Thompson, whose paper published in the journal Science in 2004 is largely credited with sparking global awareness of micro plastics, said the material already accounts for eight per cent of the world’s oil production.

“It’s estimated that the percentage will be much higher by 2025. It’s not an environmental problem that’s on its way out, it’s getting worse. There will be a threefold increase in a decade,” he said.

Thompson stressed that it is the linear usage of plastic that is the problem, rather than the material itself, and said a mindset of ‘reuse’, as well as efficient designing, could help close the loop.

“The wider problem is our linear use of resource. If products were designed efficiently, their lives could be much more circular. If we can achieve that, it would decouple us from the need for carbon coming in via oil and plastic.

“We need to condition ourselves out of convenience. I certainly feel like in a country like ours, why on earth do we need bottled water? Take a flask of water like you’d take a raincoat if it was raining,” said Thompson.

Despite the vast amounts of litter in the ocean, Thompson said any future investment should be in stopping single-use plastic production and looking for alternatives, over clean up efforts.

“The bath is over-flowing and we’re doing a lot of mopping the floor.
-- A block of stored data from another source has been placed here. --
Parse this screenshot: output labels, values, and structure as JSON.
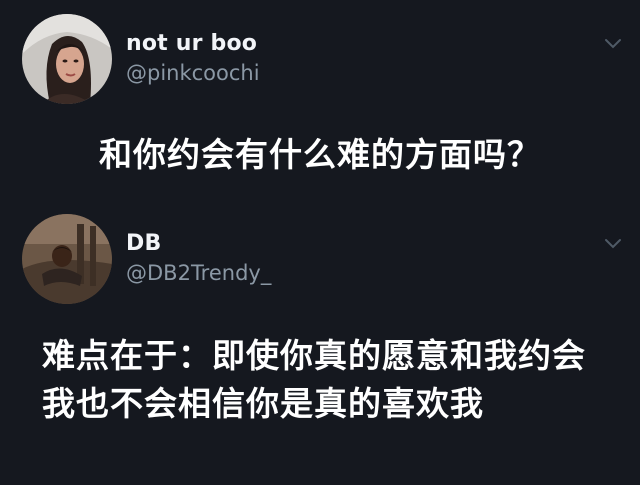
{
  "tweets": [
    {
      "name": "not ur boo",
      "handle": "@pinkcoochi",
      "avatar_icon": "profile-photo-woman",
      "menu_icon": "chevron-down-icon",
      "text": "和你约会有什么难的方面吗？"
    },
    {
      "name": "DB",
      "handle": "@DB2Trendy_",
      "avatar_icon": "profile-photo-man",
      "menu_icon": "chevron-down-icon",
      "text_lines": [
        "难点在于：即使你真的愿意和我约会",
        "我也不会相信你是真的喜欢我"
      ]
    }
  ],
  "colors": {
    "background": "#15181f",
    "name": "#f2f4f8",
    "handle": "#8b98a5",
    "chevron": "#4f5a66"
  }
}
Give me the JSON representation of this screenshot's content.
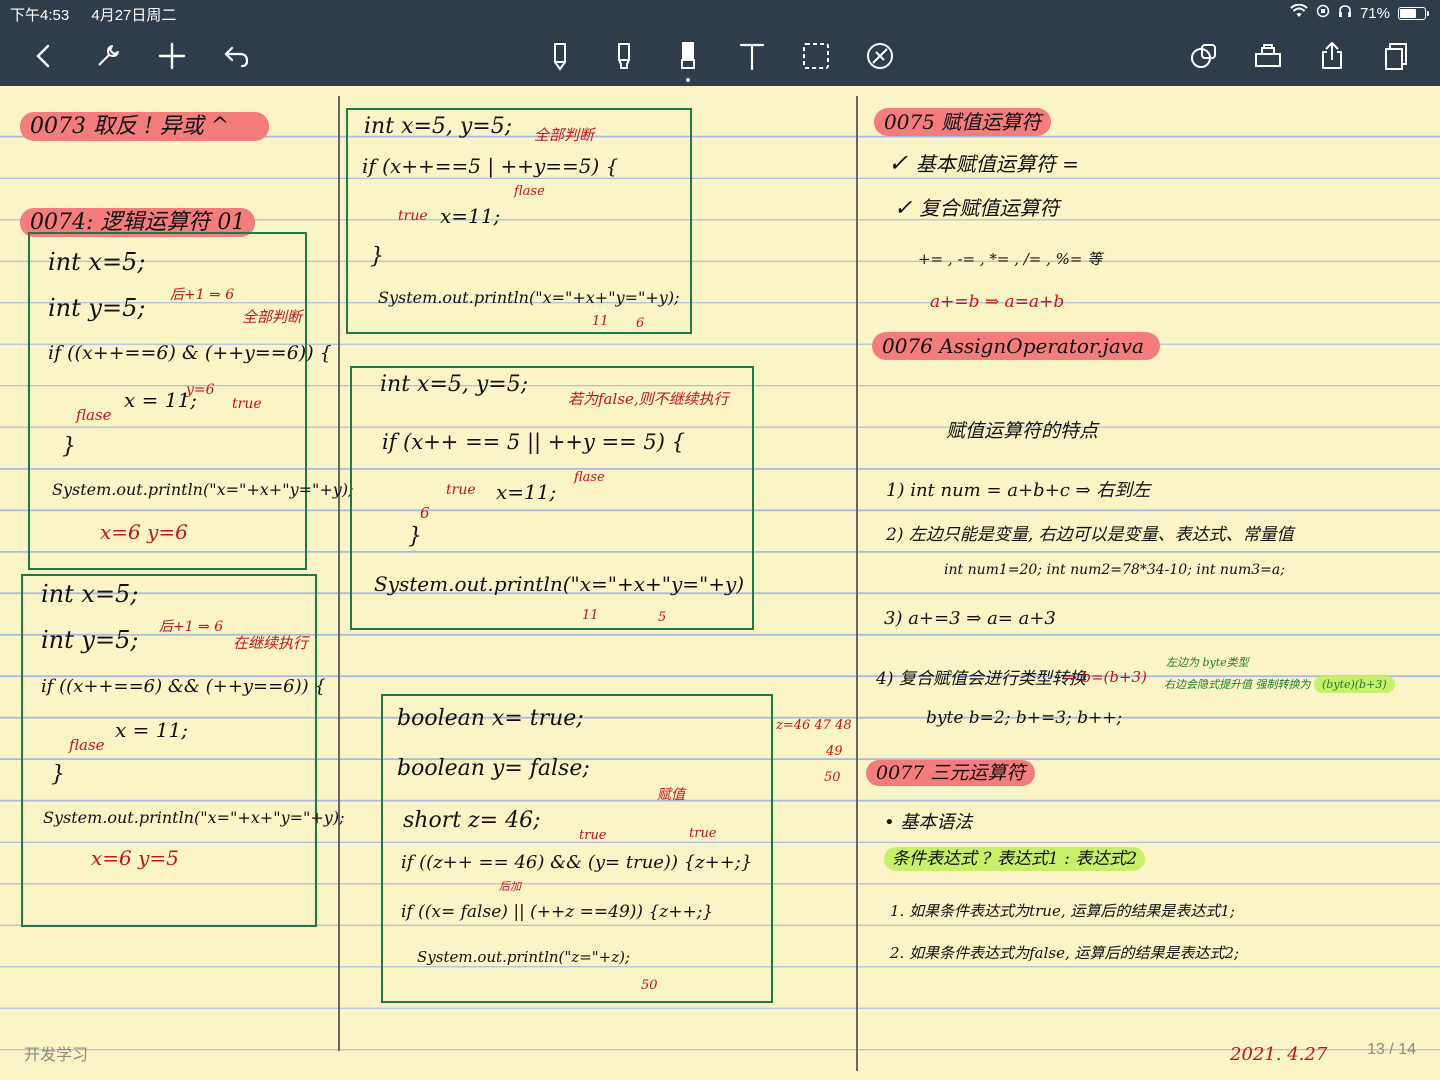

We need to invest in turning off the tap, not in the clean up, which takes 95 per cent of spend at the moment,” he added.

Thompson, who was an awarded an OBE in 2018 for services to marine science, has published studies on micro plastics that included finding that 700 species of marine mammal have encountered plastic, and a study, conducted by a PhD student, that found that one facial scrub contained up to 2.8 million plastic particles.